El Liverpool obtuvo su merecido tras caer a muerte ante el Bournemouth, con una derrota por 3-2 plagada de ingenuidad de Arne Slot.
Bournemouth 3-2 Liverpool
Liga Premier (23) | Estadio Vitalidad
24 de enero de 2026
Objetivos: Evanilson 26′, Jiménez 33′, Adli 90+5′; Van Dijk 45+1′, Szoboszlai 80′
1. El Liverpool obtuvo su merecido en Bournemouth
Normalmente, que el rival anotara un gol de la victoria en el último minuto dolería muchísimo, pero ¿algún aficionado del Liverpool realmente se sintió así esta vez?
El hecho es que este resultado fue bastante fácil de aceptar, ya que los Rojos se lo merecían por otra actuación abyecta.
Bournemouth generó significativamente más xG (2,3 a 0,83), creó más grandes oportunidades (6 a 1) y ganó más duelos (38 a 33) mientras dominaba el juego durante los 90 minutos.
Por lo tanto, de ninguna manera pareció que se hubieran robado los tres puntos cuando Amine Adli insistió en el pase.
2. Arne Slot no puede esconderse detrás de una racha invencible

Así termina la peor racha invicta de todos los tiempos, en la que el Liverpool perdió cero, empató seis y ganó sólo siete, todo ello jugando muy mal.
Y con ello, Arne Slot proporciona un importante escudo contra las críticas sobre el nivel de rendimiento de su equipo en los últimos tiempos.
Ahora volverá a llamar la atención el hecho de que los Rojos han ganado sólo cinco de sus últimos 18 partidos de liga, junto con el hecho de que han estado en mala forma desde septiembre.
No se equivoquen, algunas de las decisiones tomadas durante el verano tienen parte de culpa y, por lo tanto, Richard Hughes and Co. deberían estar en la línea de fuego.
Pero, ¿es este equipo tan defectuoso que sólo debería poder producir esa cantidad de puntos?
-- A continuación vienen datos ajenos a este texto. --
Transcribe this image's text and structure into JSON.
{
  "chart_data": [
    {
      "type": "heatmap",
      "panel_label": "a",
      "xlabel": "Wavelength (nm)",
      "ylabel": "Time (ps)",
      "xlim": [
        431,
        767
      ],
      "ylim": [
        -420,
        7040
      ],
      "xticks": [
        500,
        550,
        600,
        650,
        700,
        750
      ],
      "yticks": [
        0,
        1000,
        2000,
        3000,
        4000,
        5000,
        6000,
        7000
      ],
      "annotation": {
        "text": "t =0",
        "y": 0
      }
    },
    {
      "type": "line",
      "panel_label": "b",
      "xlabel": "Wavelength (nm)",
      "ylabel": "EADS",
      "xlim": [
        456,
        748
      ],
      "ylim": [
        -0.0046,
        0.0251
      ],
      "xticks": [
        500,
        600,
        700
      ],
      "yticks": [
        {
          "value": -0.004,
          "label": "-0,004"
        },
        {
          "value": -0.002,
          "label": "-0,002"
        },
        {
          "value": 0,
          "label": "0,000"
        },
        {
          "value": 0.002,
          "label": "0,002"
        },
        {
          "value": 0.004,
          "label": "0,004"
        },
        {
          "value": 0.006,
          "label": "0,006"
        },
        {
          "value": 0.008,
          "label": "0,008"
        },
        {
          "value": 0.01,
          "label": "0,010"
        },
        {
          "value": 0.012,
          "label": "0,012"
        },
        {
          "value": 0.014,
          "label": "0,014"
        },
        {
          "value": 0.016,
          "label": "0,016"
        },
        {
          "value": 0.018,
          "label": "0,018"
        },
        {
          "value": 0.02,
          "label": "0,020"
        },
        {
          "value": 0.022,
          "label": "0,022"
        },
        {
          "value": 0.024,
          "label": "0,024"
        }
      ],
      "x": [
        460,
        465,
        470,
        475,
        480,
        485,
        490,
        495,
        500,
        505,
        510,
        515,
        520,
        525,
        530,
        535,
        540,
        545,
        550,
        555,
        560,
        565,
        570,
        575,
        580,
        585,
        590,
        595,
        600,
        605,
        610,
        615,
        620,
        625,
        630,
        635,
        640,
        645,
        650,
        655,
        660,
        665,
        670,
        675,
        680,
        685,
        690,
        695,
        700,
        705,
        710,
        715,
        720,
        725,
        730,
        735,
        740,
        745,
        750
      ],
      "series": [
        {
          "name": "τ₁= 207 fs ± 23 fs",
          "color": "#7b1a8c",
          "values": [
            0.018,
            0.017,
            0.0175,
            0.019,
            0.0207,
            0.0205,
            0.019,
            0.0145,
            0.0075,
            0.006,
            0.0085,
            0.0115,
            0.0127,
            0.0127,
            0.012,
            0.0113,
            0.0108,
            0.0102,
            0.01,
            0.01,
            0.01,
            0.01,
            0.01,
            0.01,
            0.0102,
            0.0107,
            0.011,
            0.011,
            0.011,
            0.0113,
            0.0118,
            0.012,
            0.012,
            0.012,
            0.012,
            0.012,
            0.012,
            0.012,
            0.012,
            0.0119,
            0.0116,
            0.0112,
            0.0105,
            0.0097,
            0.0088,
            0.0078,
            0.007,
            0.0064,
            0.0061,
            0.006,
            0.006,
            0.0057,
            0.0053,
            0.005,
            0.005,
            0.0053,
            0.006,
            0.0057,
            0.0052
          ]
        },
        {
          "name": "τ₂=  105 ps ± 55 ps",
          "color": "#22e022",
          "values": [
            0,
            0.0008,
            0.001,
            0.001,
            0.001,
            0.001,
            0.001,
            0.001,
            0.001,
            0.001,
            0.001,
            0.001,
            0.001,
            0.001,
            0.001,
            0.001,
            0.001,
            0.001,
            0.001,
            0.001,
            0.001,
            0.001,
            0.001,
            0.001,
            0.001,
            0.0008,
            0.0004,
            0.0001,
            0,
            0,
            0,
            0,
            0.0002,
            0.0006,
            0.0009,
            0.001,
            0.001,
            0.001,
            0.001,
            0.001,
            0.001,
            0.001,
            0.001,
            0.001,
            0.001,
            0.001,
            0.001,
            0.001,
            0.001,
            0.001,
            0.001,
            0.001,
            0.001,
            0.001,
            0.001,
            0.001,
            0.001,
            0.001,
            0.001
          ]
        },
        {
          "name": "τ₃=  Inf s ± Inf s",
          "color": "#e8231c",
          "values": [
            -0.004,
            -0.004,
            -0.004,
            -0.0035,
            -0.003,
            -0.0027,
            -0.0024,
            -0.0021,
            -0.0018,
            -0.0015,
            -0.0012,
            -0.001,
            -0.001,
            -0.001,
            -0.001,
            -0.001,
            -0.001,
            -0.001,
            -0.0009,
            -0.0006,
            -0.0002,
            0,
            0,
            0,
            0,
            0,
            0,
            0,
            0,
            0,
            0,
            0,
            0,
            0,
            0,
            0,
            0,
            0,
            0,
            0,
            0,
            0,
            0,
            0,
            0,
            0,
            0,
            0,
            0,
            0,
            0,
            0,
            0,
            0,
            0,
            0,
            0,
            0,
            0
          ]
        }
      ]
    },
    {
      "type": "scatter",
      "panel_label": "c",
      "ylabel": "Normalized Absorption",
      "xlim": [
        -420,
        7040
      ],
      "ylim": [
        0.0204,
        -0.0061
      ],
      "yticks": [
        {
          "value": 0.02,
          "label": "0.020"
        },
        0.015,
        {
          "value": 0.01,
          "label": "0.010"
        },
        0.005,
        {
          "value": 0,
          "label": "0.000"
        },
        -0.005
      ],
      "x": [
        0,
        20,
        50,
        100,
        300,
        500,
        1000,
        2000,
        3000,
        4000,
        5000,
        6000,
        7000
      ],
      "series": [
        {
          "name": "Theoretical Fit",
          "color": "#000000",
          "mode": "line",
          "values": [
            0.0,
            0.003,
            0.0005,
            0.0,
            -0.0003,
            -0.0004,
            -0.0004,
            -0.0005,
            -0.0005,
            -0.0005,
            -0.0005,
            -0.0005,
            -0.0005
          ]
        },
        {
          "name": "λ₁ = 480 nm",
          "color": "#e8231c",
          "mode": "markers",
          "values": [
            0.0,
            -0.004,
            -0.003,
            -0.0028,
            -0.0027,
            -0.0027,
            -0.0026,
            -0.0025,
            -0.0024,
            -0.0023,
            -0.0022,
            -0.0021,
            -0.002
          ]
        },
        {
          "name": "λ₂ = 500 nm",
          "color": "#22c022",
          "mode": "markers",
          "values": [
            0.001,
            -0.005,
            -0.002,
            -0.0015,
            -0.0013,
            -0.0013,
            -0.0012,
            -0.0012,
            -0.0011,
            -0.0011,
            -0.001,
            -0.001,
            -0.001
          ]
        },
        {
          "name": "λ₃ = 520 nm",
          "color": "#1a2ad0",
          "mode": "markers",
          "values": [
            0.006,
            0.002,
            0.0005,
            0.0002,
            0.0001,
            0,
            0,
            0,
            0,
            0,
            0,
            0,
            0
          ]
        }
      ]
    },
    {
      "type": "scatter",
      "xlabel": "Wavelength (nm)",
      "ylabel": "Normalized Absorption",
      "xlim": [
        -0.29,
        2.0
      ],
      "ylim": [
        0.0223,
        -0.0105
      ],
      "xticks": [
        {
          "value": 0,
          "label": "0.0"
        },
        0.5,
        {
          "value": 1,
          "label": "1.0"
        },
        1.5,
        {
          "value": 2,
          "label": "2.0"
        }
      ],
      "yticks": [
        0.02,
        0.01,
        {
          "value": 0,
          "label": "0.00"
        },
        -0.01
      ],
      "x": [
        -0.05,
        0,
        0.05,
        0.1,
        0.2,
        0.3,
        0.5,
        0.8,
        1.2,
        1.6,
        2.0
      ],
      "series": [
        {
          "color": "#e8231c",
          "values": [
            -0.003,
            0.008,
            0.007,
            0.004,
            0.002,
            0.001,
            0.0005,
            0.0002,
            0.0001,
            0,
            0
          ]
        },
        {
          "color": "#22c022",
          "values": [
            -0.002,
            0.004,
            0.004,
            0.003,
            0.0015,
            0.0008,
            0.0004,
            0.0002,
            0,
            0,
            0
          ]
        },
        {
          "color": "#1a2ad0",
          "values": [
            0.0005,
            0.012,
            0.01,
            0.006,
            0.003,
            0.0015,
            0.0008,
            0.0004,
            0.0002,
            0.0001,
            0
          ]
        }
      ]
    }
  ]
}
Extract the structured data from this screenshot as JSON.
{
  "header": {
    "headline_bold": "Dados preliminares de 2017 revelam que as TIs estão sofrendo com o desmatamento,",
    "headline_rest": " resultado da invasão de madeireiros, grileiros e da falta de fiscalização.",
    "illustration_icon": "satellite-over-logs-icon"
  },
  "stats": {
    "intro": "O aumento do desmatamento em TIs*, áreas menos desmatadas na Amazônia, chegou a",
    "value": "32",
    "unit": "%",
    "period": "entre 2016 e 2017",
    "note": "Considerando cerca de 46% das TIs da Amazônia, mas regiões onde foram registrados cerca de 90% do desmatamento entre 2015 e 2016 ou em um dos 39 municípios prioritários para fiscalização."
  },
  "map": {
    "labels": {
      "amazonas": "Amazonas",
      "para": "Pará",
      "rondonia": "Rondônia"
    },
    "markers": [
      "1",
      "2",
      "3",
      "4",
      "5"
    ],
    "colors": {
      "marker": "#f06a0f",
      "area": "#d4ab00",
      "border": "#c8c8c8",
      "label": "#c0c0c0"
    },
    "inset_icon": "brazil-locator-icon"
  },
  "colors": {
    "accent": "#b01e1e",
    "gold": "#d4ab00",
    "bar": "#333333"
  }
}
No hay posibilidad.
3. El retraso en la sustitución de Wataru Endo demuestra la ingenuidad de los Rojos

A veces como aficionados podemos ser culpables de olvidar que en el fútbol no todo se puede controlar y que a veces la suerte puede jugar en contra.
Pero no hay nada de lamentable en el hecho de que el Liverpool sólo tuviera 10 hombres en el campo cuando encajó su segundo gol en este partido.
En los siete minutos entre la expulsión de Joe Gómez en el primer partido del Bournemouth, los Rojos tuvieron amplias oportunidades de cometer una falta leve o despejar el balón, pero no lo lograron.
Y luego obtuvieron todo lo que merecían por esta ingenuidad apenas creíble, concediendo otro gol mientras se encontraban escasos de defensa.
Puede parecer duro, pero así es el fútbol profesional: es sencillamente imperdonable que los implicados no se hayan dado cuenta de que su inferioridad numérica les podría salir muy cara a este nivel.
4. El arrogante Liverpool no entrará en el mercado de centrales

Si una lesión de Gómez fuera suficiente para obligar al Liverpool a entrar en el mercado de fichajes de enero, entonces ya se habrían lanzado al mercado, sabiendo que siempre sucedería en algún momento antes del final de la temporada.
Como tal, se sospecha que los Rojos se apegarán a su línea habitual de no hacer movimientos de pánico, un enfoque que creen que les ayuda a mantener un sólido historial de transferencias.
Por supuesto, esa afirmación no resiste el escrutinio dado que se hicieron ocho fichajes durante el verano, y el equipo de reclutamiento del club presumiblemente está convencido de todos ellos.
Además, cualquier incorporación ahora solo evitaría la necesidad de al menos un medio central que claramente estará allí al final de la temporada.
Desafortunadamente, el Liverpool inevitablemente se mantendrá firme al tomar esta decisión “inteligente”, aunque es obvio para todos que es un error.
5. La noche libre de Virgil van Dijk lo resume muy bien

Rara vez se ha dicho durante su carrera en Liverpool, pero Virgil van Dijk le costó mucho tiempo a su equipo en esta.
El débil intento de despeje del holandés fue la clave para que concedieran el primer juego, y luego se posicionó demasiado profundo para arruinar la línea defensiva en el segundo.
Si fuera generoso, podría decir que fue mala suerte para el gerente que un artista tan confiable tuviera una mala noche, dado que eso casi nunca sucede.
Pero hay que recordar que muchos de los hombres clave de los Rojos han rendido por debajo de sus capacidades esta temporada, por lo que debe haber un denominador común.
Normalmente, cuando un equipo no funciona como debería, hay un hombre que asume la responsabilidad.